Elle Osborne has announced the release of her new album It’s Not Your Gold Shall Me Entice on November 6th 2015, on 9th House Recordings, the home of her acclaimed debut, Testimony.
Her third solo album, It’s Not Your Gold Shall Me Entice is the first to feature her own songs. With a nod to her musical roots – and her adopted home of Sussex. The one traditional song on the new album is “Come Write Me Down” from English folk royalty, the Copper family, whence comes the album’s title (with the blessing of chief John Copper, himself). With this one exception, all tracks were written, arranged and produced by Elle.
At the heart of the album is Elle’s unique vocal sound, which Alex Neilson of Trembling Bells likens to “A cross between Lal Waterson and Nico”. Also featured, are her recurrent collaborators Alasdair Roberts on backing vocals and bass and Alex Neilson, with his Trembling Bells colleague, Mike Hastings, on drums and guitars, respectively.
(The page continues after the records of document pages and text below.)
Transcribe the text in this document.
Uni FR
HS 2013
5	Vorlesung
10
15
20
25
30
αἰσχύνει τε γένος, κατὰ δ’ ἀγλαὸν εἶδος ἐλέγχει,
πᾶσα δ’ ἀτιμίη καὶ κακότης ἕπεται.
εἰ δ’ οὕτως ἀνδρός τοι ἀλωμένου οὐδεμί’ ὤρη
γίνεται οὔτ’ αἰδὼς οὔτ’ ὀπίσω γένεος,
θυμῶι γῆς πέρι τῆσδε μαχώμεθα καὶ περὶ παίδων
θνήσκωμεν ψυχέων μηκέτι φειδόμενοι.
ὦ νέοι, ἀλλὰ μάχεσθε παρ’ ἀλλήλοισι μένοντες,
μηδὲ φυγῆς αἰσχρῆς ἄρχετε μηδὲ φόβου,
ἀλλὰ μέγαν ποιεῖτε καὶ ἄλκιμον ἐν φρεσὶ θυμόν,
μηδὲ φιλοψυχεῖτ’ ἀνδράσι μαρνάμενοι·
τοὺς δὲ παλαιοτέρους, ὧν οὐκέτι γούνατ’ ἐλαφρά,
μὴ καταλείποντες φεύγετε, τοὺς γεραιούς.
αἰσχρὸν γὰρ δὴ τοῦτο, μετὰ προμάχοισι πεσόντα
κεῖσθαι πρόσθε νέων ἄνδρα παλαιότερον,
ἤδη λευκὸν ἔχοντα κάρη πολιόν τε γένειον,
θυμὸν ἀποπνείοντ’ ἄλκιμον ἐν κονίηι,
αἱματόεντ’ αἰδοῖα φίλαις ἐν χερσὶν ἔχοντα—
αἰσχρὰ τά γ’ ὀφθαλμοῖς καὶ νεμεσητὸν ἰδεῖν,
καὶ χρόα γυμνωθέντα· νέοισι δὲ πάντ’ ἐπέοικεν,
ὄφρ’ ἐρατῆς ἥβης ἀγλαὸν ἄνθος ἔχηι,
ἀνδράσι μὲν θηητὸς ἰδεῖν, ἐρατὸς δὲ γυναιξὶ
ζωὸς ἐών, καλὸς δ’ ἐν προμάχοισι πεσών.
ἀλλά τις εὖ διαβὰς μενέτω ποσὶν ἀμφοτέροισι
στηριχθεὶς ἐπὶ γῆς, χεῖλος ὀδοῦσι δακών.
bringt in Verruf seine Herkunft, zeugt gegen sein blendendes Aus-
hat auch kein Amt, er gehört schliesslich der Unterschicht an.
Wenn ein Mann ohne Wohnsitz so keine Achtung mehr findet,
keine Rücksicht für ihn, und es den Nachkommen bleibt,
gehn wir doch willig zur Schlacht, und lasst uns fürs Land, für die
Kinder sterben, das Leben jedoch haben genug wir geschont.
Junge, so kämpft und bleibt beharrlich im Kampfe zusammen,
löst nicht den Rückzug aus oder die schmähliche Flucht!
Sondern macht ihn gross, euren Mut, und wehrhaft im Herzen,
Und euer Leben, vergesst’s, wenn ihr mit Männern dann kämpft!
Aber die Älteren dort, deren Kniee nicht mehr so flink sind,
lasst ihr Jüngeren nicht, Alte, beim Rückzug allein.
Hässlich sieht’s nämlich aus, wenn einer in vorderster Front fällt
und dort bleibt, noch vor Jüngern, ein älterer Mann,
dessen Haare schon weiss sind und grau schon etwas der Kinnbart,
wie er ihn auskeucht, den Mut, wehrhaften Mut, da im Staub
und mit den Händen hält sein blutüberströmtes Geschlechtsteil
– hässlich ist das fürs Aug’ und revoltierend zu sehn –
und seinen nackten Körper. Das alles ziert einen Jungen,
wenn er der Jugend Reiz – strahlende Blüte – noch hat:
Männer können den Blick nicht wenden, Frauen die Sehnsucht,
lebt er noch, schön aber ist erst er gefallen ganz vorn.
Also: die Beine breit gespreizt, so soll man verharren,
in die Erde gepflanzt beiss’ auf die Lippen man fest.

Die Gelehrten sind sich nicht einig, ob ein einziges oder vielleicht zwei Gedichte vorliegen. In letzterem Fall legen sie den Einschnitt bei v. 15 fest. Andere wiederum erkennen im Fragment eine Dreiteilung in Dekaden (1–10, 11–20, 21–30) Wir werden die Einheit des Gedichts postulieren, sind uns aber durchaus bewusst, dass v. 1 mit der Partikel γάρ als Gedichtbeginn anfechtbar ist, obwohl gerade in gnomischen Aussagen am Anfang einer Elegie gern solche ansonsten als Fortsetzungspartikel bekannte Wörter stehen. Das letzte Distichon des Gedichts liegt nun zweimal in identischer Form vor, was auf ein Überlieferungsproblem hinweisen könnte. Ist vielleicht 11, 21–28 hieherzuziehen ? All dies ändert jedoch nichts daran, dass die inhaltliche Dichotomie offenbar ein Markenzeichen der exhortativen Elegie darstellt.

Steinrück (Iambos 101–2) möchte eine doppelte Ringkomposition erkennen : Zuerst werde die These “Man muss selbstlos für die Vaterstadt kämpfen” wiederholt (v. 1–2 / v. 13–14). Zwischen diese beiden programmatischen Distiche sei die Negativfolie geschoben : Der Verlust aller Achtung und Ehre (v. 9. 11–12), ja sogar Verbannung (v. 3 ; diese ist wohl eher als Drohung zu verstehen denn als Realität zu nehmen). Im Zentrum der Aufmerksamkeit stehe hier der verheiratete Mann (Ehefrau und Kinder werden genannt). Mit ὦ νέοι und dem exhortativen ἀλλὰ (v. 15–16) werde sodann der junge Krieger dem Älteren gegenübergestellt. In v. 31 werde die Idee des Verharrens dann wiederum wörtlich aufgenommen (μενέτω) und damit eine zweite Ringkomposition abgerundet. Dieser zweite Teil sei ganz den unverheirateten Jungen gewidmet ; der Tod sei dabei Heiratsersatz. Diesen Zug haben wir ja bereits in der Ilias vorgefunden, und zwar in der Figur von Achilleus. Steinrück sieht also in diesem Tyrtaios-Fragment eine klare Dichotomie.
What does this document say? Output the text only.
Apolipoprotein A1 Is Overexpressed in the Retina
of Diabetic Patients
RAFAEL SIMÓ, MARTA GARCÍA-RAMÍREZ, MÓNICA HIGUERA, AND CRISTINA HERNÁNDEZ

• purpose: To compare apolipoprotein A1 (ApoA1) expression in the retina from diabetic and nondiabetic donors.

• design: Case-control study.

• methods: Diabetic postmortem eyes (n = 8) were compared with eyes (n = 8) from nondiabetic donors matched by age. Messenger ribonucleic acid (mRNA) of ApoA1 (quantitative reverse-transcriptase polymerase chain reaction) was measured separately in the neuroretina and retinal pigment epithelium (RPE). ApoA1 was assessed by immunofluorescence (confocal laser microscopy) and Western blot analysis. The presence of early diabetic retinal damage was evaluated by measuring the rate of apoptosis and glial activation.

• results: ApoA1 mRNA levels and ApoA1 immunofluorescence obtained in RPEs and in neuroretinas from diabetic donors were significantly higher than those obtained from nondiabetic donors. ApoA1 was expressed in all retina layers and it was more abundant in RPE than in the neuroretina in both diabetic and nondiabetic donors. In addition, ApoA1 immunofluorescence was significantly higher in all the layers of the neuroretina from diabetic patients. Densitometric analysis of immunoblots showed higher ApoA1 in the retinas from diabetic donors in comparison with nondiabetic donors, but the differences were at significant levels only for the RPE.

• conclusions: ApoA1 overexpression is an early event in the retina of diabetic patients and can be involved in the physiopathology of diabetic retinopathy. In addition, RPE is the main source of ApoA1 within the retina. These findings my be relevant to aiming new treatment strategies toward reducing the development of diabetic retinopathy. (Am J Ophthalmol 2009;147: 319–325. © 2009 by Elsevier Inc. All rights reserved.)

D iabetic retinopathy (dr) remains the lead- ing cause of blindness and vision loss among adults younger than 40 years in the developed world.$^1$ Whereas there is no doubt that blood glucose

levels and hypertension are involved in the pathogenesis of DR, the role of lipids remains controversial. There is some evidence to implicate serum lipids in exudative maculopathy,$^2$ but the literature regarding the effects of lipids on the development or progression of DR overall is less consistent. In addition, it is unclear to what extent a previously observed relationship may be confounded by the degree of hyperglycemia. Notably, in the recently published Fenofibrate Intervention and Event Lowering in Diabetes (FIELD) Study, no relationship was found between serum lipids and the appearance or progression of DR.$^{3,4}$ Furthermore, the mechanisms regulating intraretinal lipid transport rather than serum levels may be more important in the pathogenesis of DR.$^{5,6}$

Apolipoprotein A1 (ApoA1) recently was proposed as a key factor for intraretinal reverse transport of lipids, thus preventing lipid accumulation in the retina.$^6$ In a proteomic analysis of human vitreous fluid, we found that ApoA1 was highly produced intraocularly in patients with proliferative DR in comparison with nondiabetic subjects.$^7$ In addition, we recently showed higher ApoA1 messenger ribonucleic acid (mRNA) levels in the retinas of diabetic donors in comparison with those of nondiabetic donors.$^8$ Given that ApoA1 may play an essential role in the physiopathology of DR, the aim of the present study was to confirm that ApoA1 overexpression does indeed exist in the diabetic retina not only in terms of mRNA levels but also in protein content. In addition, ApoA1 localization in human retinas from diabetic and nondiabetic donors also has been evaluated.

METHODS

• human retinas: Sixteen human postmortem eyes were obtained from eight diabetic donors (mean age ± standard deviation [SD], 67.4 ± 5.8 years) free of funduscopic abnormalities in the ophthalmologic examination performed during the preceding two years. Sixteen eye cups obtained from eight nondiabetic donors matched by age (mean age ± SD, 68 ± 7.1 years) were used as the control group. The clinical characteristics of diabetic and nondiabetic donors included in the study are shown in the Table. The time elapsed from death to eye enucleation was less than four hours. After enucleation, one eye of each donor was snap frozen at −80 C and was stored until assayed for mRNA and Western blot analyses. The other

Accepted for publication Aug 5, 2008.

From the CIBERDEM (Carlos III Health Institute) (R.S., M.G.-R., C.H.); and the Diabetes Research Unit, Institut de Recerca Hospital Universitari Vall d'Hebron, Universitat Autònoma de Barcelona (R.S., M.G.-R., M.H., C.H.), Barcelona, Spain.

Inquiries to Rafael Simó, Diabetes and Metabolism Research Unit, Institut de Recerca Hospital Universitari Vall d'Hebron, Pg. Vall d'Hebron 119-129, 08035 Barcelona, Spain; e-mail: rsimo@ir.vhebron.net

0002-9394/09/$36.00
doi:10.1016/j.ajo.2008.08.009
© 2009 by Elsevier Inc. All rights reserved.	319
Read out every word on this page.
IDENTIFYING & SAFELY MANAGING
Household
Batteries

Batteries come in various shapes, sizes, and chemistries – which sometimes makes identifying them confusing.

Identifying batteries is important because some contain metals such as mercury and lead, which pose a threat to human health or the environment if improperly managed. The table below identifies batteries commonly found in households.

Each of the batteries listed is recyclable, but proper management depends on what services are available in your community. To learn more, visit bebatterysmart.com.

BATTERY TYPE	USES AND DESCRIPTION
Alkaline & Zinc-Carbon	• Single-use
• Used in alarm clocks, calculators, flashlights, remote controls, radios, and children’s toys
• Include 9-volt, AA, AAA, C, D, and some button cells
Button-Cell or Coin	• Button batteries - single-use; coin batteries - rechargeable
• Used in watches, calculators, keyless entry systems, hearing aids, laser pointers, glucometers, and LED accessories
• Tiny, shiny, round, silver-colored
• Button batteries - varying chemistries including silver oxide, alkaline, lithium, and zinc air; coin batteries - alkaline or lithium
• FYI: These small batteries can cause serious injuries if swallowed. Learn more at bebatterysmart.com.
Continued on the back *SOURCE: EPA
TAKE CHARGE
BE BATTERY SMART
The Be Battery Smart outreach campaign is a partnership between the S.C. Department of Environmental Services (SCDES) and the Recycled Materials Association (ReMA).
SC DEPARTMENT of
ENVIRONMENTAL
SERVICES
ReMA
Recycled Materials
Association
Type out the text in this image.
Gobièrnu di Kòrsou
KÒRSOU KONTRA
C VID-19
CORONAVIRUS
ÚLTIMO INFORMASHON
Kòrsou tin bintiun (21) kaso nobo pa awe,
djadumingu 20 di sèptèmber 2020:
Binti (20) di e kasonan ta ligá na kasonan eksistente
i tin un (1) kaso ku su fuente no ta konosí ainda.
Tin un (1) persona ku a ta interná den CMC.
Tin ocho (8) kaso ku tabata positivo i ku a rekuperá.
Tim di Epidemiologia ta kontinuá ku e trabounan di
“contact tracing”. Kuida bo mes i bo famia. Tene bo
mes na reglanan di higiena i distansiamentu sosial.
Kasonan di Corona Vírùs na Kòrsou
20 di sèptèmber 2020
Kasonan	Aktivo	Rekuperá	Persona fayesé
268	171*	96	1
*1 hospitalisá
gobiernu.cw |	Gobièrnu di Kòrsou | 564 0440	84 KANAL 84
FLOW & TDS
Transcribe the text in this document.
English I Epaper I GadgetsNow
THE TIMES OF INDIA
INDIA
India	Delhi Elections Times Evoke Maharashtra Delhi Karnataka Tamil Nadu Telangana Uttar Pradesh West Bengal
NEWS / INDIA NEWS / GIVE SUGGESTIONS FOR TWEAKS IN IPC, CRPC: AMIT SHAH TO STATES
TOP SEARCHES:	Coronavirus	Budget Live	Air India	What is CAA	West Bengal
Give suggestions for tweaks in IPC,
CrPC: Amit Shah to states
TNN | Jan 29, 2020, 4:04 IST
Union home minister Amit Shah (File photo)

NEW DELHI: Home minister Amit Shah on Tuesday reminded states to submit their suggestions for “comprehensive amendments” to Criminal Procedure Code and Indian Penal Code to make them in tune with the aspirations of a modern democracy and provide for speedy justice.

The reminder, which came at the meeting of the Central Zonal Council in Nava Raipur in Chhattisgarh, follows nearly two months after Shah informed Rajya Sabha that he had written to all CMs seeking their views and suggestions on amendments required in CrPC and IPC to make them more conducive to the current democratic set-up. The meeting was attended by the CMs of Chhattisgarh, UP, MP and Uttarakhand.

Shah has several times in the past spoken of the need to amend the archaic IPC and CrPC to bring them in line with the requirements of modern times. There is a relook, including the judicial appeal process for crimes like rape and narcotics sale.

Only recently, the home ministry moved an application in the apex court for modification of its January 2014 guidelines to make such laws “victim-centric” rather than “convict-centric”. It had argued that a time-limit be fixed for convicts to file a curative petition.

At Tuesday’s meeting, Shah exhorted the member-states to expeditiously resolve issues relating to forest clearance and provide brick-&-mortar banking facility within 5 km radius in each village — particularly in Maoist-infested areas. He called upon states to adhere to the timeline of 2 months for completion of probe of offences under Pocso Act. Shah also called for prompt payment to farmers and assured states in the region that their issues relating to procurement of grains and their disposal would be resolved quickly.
Listen to the opening track, “I Don’t Like Sundays” below which we’ve chosen as our Song of the Day:
It’s Not Your Gold Shall Me Entice was recorded in four sunny days on the south coast of England, by David Lynch, best known for his work with Ed Harcourt. Elle’s collaborators, being veterans of inner-city Glasgow’s music scene, were none too impressed by the genteel seaside setting, with Mike Hastings quipping, “Eastbourne’s so depressing, no wonder they put Beachy Head there!”.
The album’s front cover photo shows Elle’s grandmother, Katherine Compton in a drinking competition at Sidmouth Festival in the 1960s. Elle grew up thinking this’s what grandmothers did! Kath Compton is still remembered by many in British and Irish folk music for booking The Watersons, Peter Bellamy, et al, for their first folk club gigs.
Still the voice of the outsider, and now with added touches of Americana to her folk heritage, It’s Not Your Gold Shall Me Entice is Elle’s most accessible record to date.